Myeloperoxidase (MPO) activity was measured in the distal colonic tissue obtained from control and rats with colitis. The inflamed distal colon (5 cm) was removed. MPO is an enzyme found primarily in neutrophils; measurement of MPO has been widely used as a marker for intestinal inflammation [25]. MPO activity was measured according to the protocol described by Krawisz et al. [16]. Briefly, after the samples were weighed, tissue samples were homogenized in a buffer (0.5% hexadecyltrimethylammonium bromide in 50 mM potassium phosphate buffer, pH 6.0) for 1 min. The samples were frozen in liquid nitrogen, thawed three times, and centrifuged at 20,000 × g for 20 min at 4℃ using a microcentrifuge. Aliquots of supernatants (20 ml) were mixed with 980 ml of O-dianisidine. Absorbance was recorded at 450 nm every 1 min over a period of 10 min by ELISA. MPO activity was expressed as units/g of tissue. An enzyme unit was defined as the conversion of 1 mol of H₂O₂ per min at 25℃.

Tissue preparations

Each animal was sacrificed by cervical dislocation; the distal colon was then removed promptly. The colon was opened along the mesenteric border, and the mucosal layer was peeled off and put into a dissecting dish, containing oxygenated (95% O₂ and 5% CO₂) Krebs solution with the following composition (in mM): NaCl 118, KCl 4.7, KH₂PO₄ 1.2, NaHCO₃ 25, CaCl₂ 2.5 and glucose 11. The 2 × 10 mm colonic circular muscle strips were prepared.

Functional studies

One side of the colon strip was pinned to the floor of the recording chamber, and the opposite side was connected to an isometric force transducer (Grass, USA). The strips were allowed to equilibrate for 60 min under an initial tension of 0.1 g. During this period, a bath solution was perfused at a flow rate of 1.5 ml/min, with aerated Krebs solution (95% O₂ and 5% CO₂). Bath temperature was maintained at 37 ± 0.5℃.

To assess myogenic contractility, each muscle strip was exposed to 10 min of a high concentration (60 mM) of KCl (Sigma, USA) to induce receptor-independent muscle contraction. L-NAME (100 µM; Sigma, USA) was used to investigate the effect of nitric oxide on colonic motility. Electrical field stimulation (EFS: 8 Hz, 120 V, 0.5 ms for 20 sec) was applied, between two-platinium plates, using a Grass S48 stimulator (Warwick; USA) for inducing neuronal response. Tetrodotoxin (TTX, 1 µM; Tocris, UK) was used to confirm that the EFS-evoked responses were neuronal. At the beginning of each EFS experiment, strips were pretreated with atropine (1 µM; Sigma, USA) and guanethidine (5 µM; Sigma, USA). The baseline tension was determined at the end of the experiment by administration of nifedipine (10 µM; RBI, USA).

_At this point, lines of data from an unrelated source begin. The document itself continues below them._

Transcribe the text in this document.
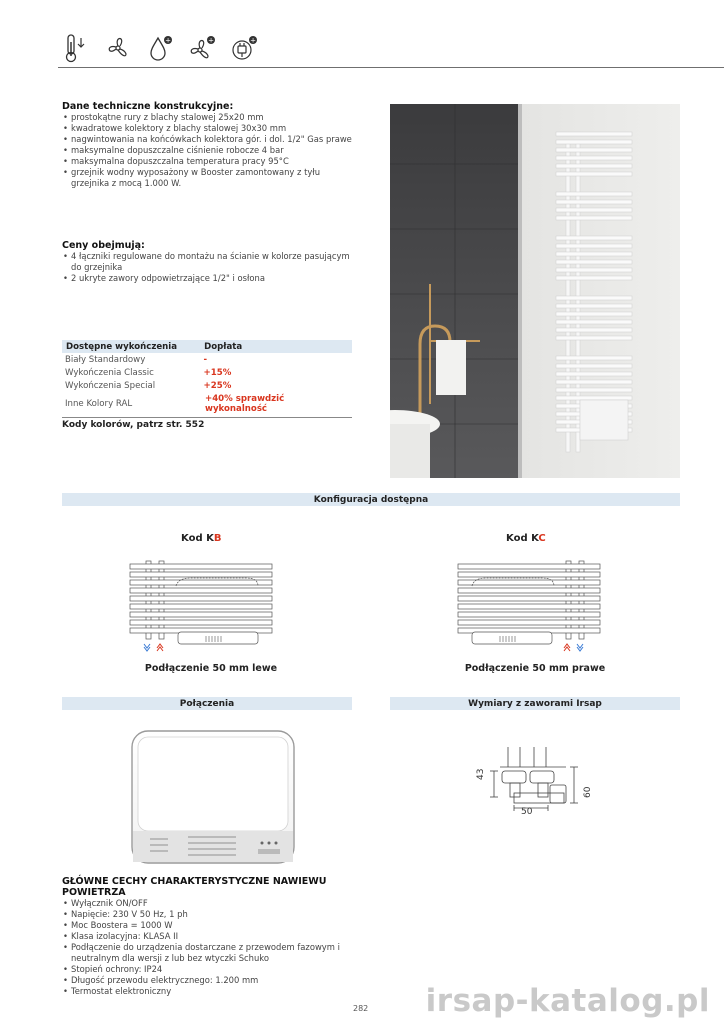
+	+	+
Dane techniczne konstrukcyjne:
• prostokątne rury z blachy stalowej 25x20 mm
• kwadratowe kolektory z blachy stalowej 30x30 mm
• nagwintowania na końcówkach kolektora gór. i dol. 1/2" Gas prawe
• maksymalne dopuszczalne ciśnienie robocze 4 bar
• maksymalna dopuszczalna temperatura pracy 95°C
• grzejnik wodny wyposażony w Booster zamontowany z tyłu grzejnika z mocą 1.000 W.
Ceny obejmują:
• 4 łączniki regulowane do montażu na ścianie w kolorze pasującym do grzejnika
• 2 ukryte zawory odpowietrzające 1/2" i osłona
Dostępne wykończenia	Dopłata
Biały Standardowy	-
Wykończenia Classic	+15%
Wykończenia Special	+25%
Inne Kolory RAL	+40% sprawdzić wykonalność
Kody kolorów, patrz str. 552
Konfiguracja dostępna
Kod KB
Podłączenie 50 mm lewe
Kod KC
Podłączenie 50 mm prawe
Połączenia	Wymiary z zaworami Irsap
43
60
50
GŁÓWNE CECHY CHARAKTERYSTYCZNE NAWIEWU POWIETRZA
• Wyłącznik ON/OFF
• Napięcie: 230 V 50 Hz, 1 ph
• Moc Boostera = 1000 W
• Klasa izolacyjna: KLASA II
• Podłączenie do urządzenia dostarczane z przewodem fazowym i neutralnym dla wersji z lub bez wtyczki Schuko
• Stopień ochrony: IP24
• Długość przewodu elektrycznego: 1.200 mm
• Termostat elektroniczny
282 irsap-katalog.pl
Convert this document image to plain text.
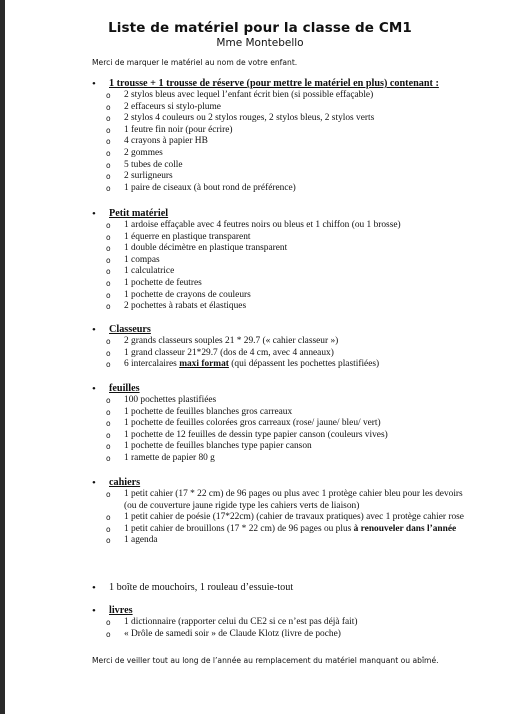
Liste de matériel pour la classe de CM1
Mme Montebello
Merci de marquer le matériel au nom de votre enfant.
• 1 trousse + 1 trousse de réserve (pour mettre le matériel en plus) contenant :
o 2 stylos bleus avec lequel l’enfant écrit bien (si possible effaçable)
o 2 effaceurs si stylo-plume
o 2 stylos 4 couleurs ou 2 stylos rouges, 2 stylos bleus, 2 stylos verts
o 1 feutre fin noir (pour écrire)
o 4 crayons à papier HB
o 2 gommes
o 5 tubes de colle
o 2 surligneurs
o 1 paire de ciseaux (à bout rond de préférence)
• Petit matériel
o 1 ardoise effaçable avec 4 feutres noirs ou bleus et 1 chiffon (ou 1 brosse)
o 1 équerre en plastique transparent
o 1 double décimètre en plastique transparent
o 1 compas
o 1 calculatrice
o 1 pochette de feutres
o 1 pochette de crayons de couleurs
o 2 pochettes à rabats et élastiques
• Classeurs
o 2 grands classeurs souples 21 * 29.7 (« cahier classeur »)
o 1 grand classeur 21*29.7 (dos de 4 cm, avec 4 anneaux)
o 6 intercalaires maxi format (qui dépassent les pochettes plastifiées)
• feuilles
o 100 pochettes plastifiées
o 1 pochette de feuilles blanches gros carreaux
o 1 pochette de feuilles colorées gros carreaux (rose/ jaune/ bleu/ vert)
o 1 pochette de 12 feuilles de dessin type papier canson (couleurs vives)
o 1 pochette de feuilles blanches type papier canson
o 1 ramette de papier 80 g
• cahiers
o 1 petit cahier (17 * 22 cm) de 96 pages ou plus avec 1 protège cahier bleu pour les devoirs (ou de couverture jaune rigide type les cahiers verts de liaison)
o 1 petit cahier de poésie (17*22cm) (cahier de travaux pratiques) avec 1 protège cahier rose
o 1 petit cahier de brouillons (17 * 22 cm) de 96 pages ou plus à renouveler dans l’année
o 1 agenda
• 1 boîte de mouchoirs, 1 rouleau d’essuie-tout
• livres
o 1 dictionnaire (rapporter celui du CE2 si ce n’est pas déjà fait)
o « Drôle de samedi soir » de Claude Klotz (livre de poche)
Merci de veiller tout au long de l’année au remplacement du matériel manquant ou abîmé.
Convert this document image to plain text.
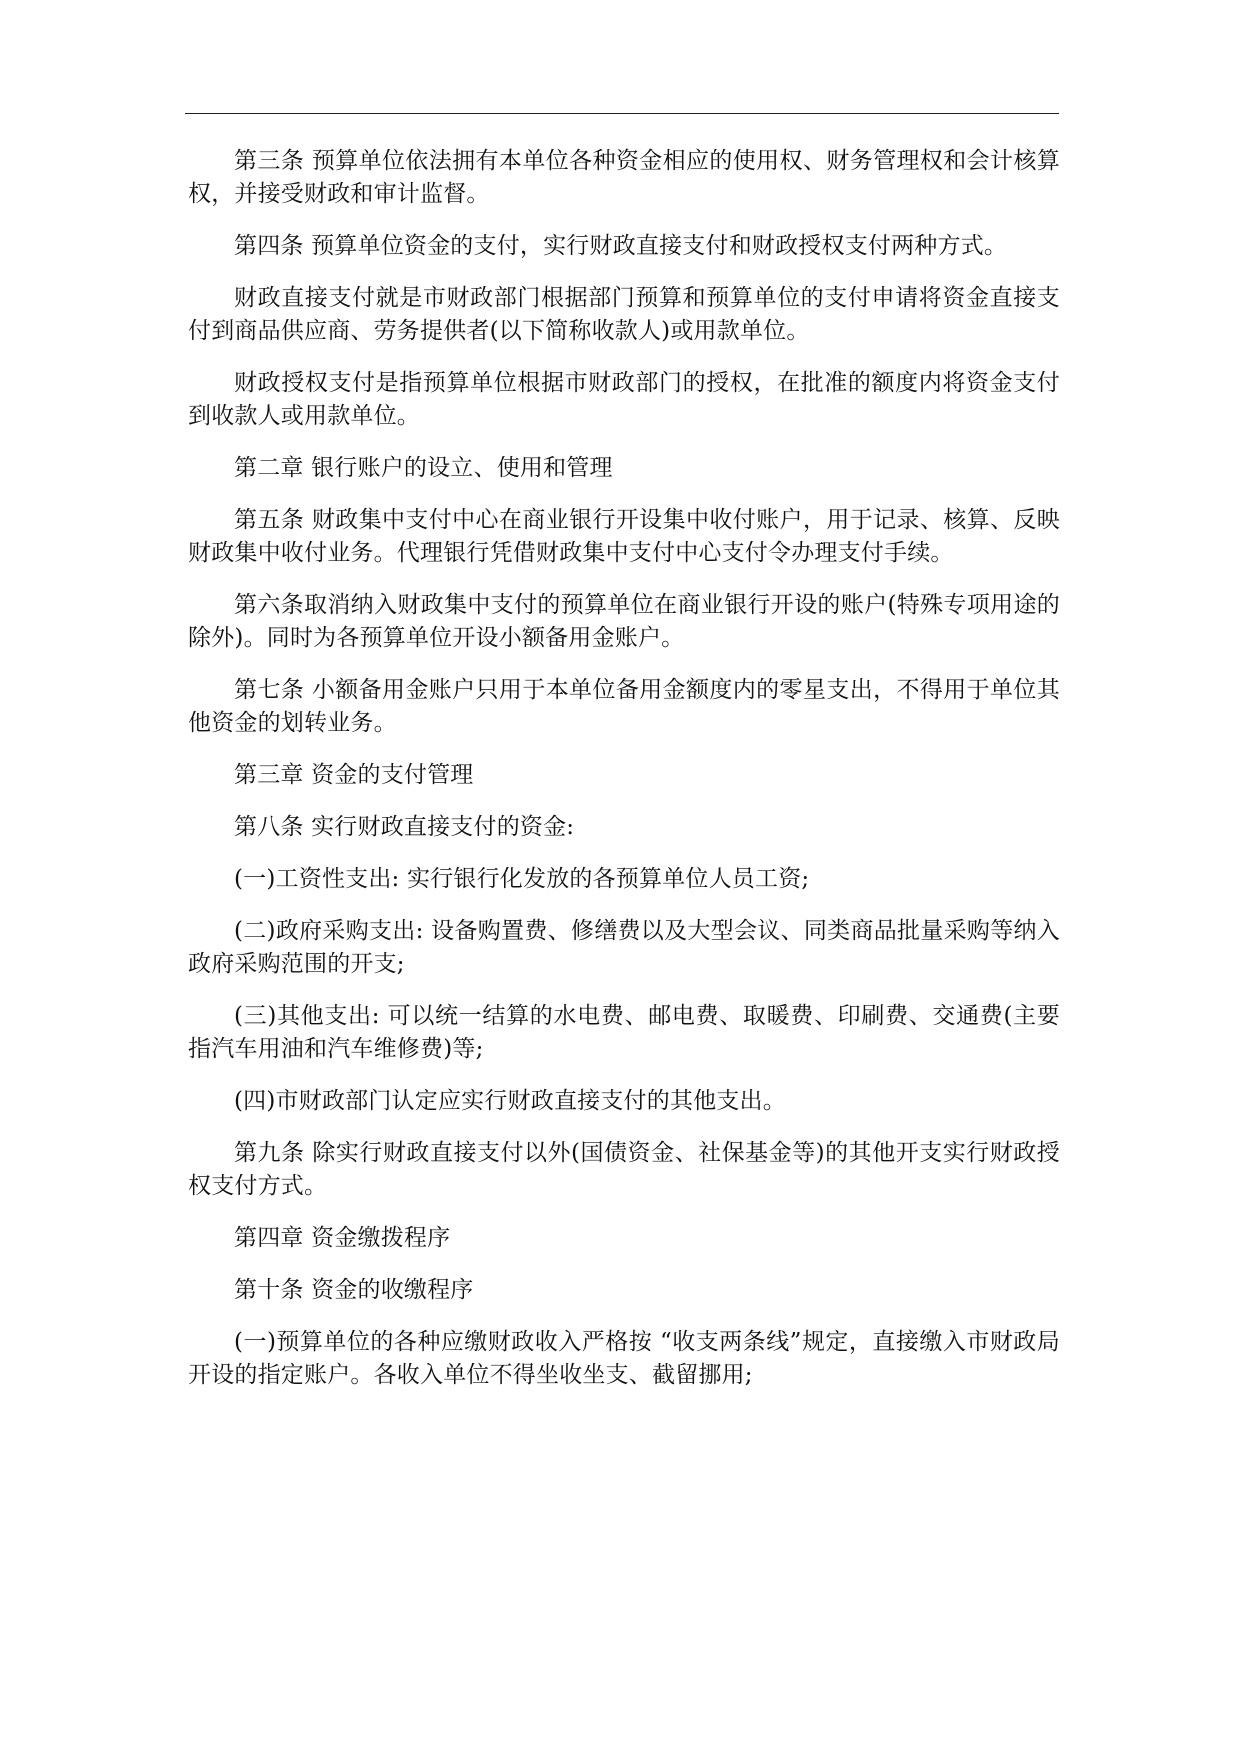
第三条 预算单位依法拥有本单位各种资金相应的使用权、财务管理权和会计核算权，并接受财政和审计监督。

第四条 预算单位资金的支付，实行财政直接支付和财政授权支付两种方式。

财政直接支付就是市财政部门根据部门预算和预算单位的支付申请将资金直接支付到商品供应商、劳务提供者(以下简称收款人)或用款单位。

财政授权支付是指预算单位根据市财政部门的授权，在批准的额度内将资金支付到收款人或用款单位。

第二章 银行账户的设立、使用和管理

第五条 财政集中支付中心在商业银行开设集中收付账户，用于记录、核算、反映财政集中收付业务。代理银行凭借财政集中支付中心支付令办理支付手续。

第六条取消纳入财政集中支付的预算单位在商业银行开设的账户(特殊专项用途的除外)。同时为各预算单位开设小额备用金账户。

第七条 小额备用金账户只用于本单位备用金额度内的零星支出，不得用于单位其他资金的划转业务。

第三章 资金的支付管理

第八条 实行财政直接支付的资金:

(一)工资性支出: 实行银行化发放的各预算单位人员工资;

(二)政府采购支出: 设备购置费、修缮费以及大型会议、同类商品批量采购等纳入政府采购范围的开支;

(三)其他支出: 可以统一结算的水电费、邮电费、取暖费、印刷费、交通费(主要指汽车用油和汽车维修费)等;

(四)市财政部门认定应实行财政直接支付的其他支出。

第九条 除实行财政直接支付以外(国债资金、社保基金等)的其他开支实行财政授权支付方式。

第四章 资金缴拨程序

第十条 资金的收缴程序

(一)预算单位的各种应缴财政收入严格按 “收支两条线”规定，直接缴入市财政局开设的指定账户。各收入单位不得坐收坐支、截留挪用;
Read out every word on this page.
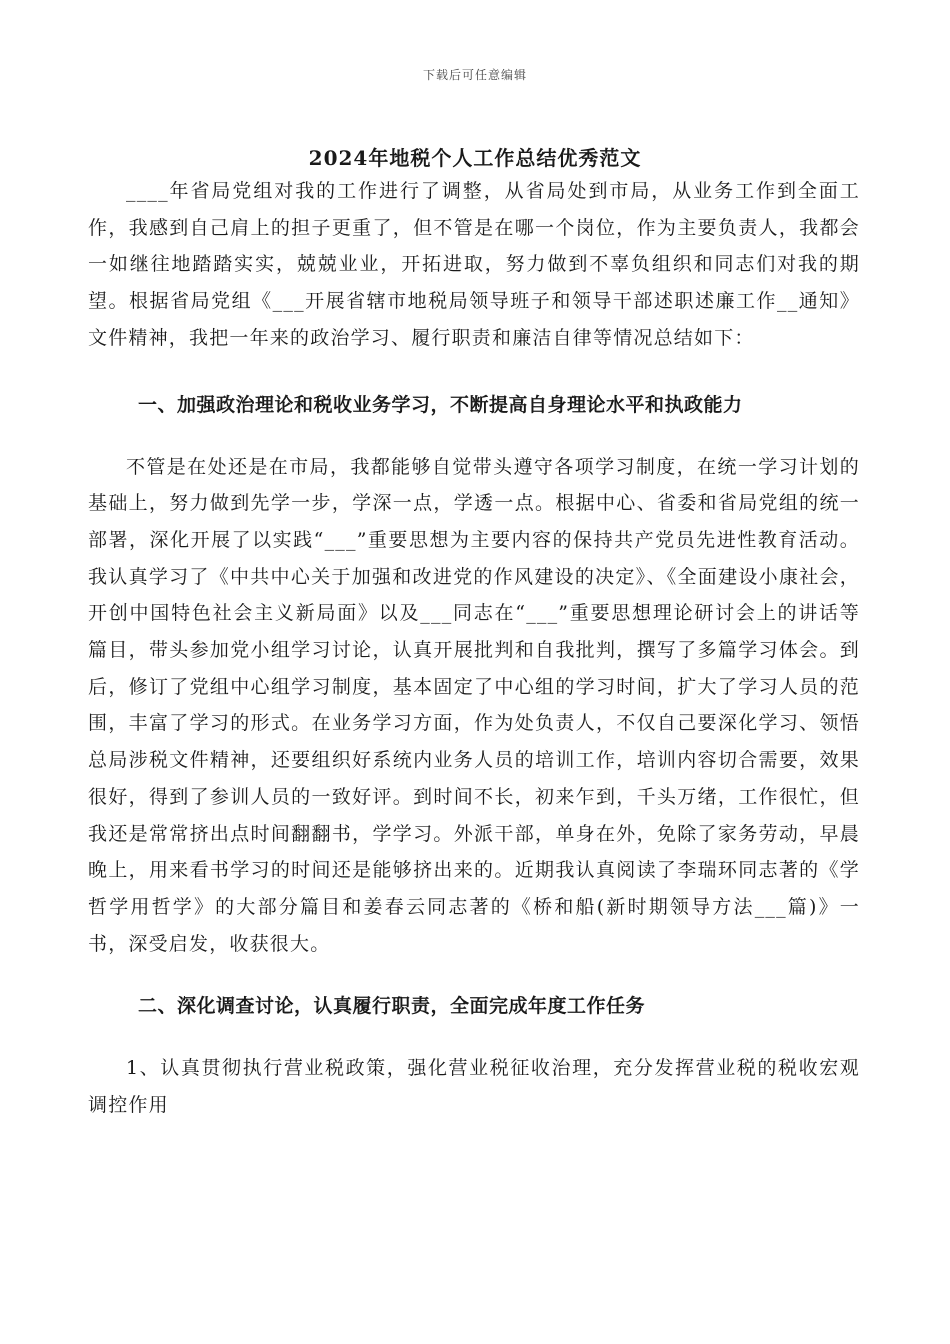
下载后可任意编辑
2024年地税个人工作总结优秀范文

____年省局党组对我的工作进行了调整，从省局处到市局，从业务工作到全面工作，我感到自己肩上的担子更重了，但不管是在哪一个岗位，作为主要负责人，我都会一如继往地踏踏实实，兢兢业业，开拓进取，努力做到不辜负组织和同志们对我的期望。根据省局党组《___开展省辖市地税局领导班子和领导干部述职述廉工作__通知》文件精神，我把一年来的政治学习、履行职责和廉洁自律等情况总结如下：

一、加强政治理论和税收业务学习，不断提高自身理论水平和执政能力

不管是在处还是在市局，我都能够自觉带头遵守各项学习制度，在统一学习计划的基础上，努力做到先学一步，学深一点，学透一点。根据中心、省委和省局党组的统一部署，深化开展了以实践“___”重要思想为主要内容的保持共产党员先进性教育活动。我认真学习了《中共中心关于加强和改进党的作风建设的决定》、《全面建设小康社会，开创中国特色社会主义新局面》以及___同志在“___”重要思想理论研讨会上的讲话等篇目，带头参加党小组学习讨论，认真开展批判和自我批判，撰写了多篇学习体会。到后，修订了党组中心组学习制度，基本固定了中心组的学习时间，扩大了学习人员的范围，丰富了学习的形式。在业务学习方面，作为处负责人，不仅自己要深化学习、领悟总局涉税文件精神，还要组织好系统内业务人员的培训工作，培训内容切合需要，效果很好，得到了参训人员的一致好评。到时间不长，初来乍到，千头万绪，工作很忙，但我还是常常挤出点时间翻翻书，学学习。外派干部，单身在外，免除了家务劳动，早晨晚上，用来看书学习的时间还是能够挤出来的。近期我认真阅读了李瑞环同志著的《学哲学用哲学》的大部分篇目和姜春云同志著的《桥和船(新时期领导方法___篇)》一书，深受启发，收获很大。

二、深化调查讨论，认真履行职责，全面完成年度工作任务

1、认真贯彻执行营业税政策，强化营业税征收治理，充分发挥营业税的税收宏观调控作用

NADPH-diaphorase histochemistry

Neuronal nicotinamide adenine dinucleotide phosphate (NADPH) diaphorase is a nitric oxide synthase [14]. NADPH-diaphorase histochemistry was performed for detection of nitrergic neurons, which contain neuronal nitric oxide synthase (nNOS). Segments of the distal colon were fixed with 4% paraformaldehyde and 2% picric acid at 25℃ for 4 h. Whole-mounts of longitudinal muscle layers were obtained by peeling off mucosal and circular muscle layers to identity cell bodies of nitrergic neurons in the myenteric plexus [6]. Frozen sections (20 µm thickness) were cut through the segment of the distal colon using a cryostat (Microm, Germany) to identify nitrergic nerve fibers in the circular muscle layer. These two types of specimens were washed in Tris-PBS (pH 7.4), and then reacted in a free-floating state for NADPH-diaphorase histochemistry using β-NADPH (2 mg/ml; Sigma, USA), nitroblue tetrazolium (0.4 mg/ml; Sigma, USA), and 0.3% Triton X-100 in 0.1M with Tris-PBS for 30 minutes at 37℃ [1]. The number of NADPH-diaphorase positive cell bodies was counted under a lightfield microscope (Axioscope; Zeiss, Germany) and the percentage of NADPH-diaphorase positive areas were analyzed using OPTIMAS 5 software (Optimas, USA).

Data analysis

The contractile response to KCl was expressed as mN per cross sectional area (cm²) of the tissue as described previously [30]. Alteration of spontaneous contractions by L-NAME was expressed as the percentage of L-NAME non-treated responses. The time to disappearance of the spontaneous contraction, was calculated as the duration between the initial EFS application, and the reappearance of the first spontaneous contraction during EFS. The number of NADPH-diaphorase positive nerve cell bodies, in the myenteric plexus, was expressed as the number per ganglion, and the NADPH-diaphorase positive area was expressed as a percentage of a selected area. All results are expressed as means ± SE. Statistical analysis was performed by an unpaired Student t test and statistical significance was accepted when p < 0.05.

Results

MPO activity

MPO activity has previously been shown to be proportional to the number of neutrophils in the inflamed tissues [16]. Therefore, this was measured from whole distal colonic samples to quantitatively evaluate inflammation at 4 and 48 h post-acetic acid treatment. MPO activity was significantly increased in both the 4 h colitis and 48 h colitis group compared to the normal control colon (Fig. 1).

Response to KCl

To investigate whether smooth muscle contractility was altered after induction of colitis, the colonic muscle strips were exposed to 60 mM KCl for 10 min. The response to KCl was not different in colitis groups compared to the normal control group (Fig. 2).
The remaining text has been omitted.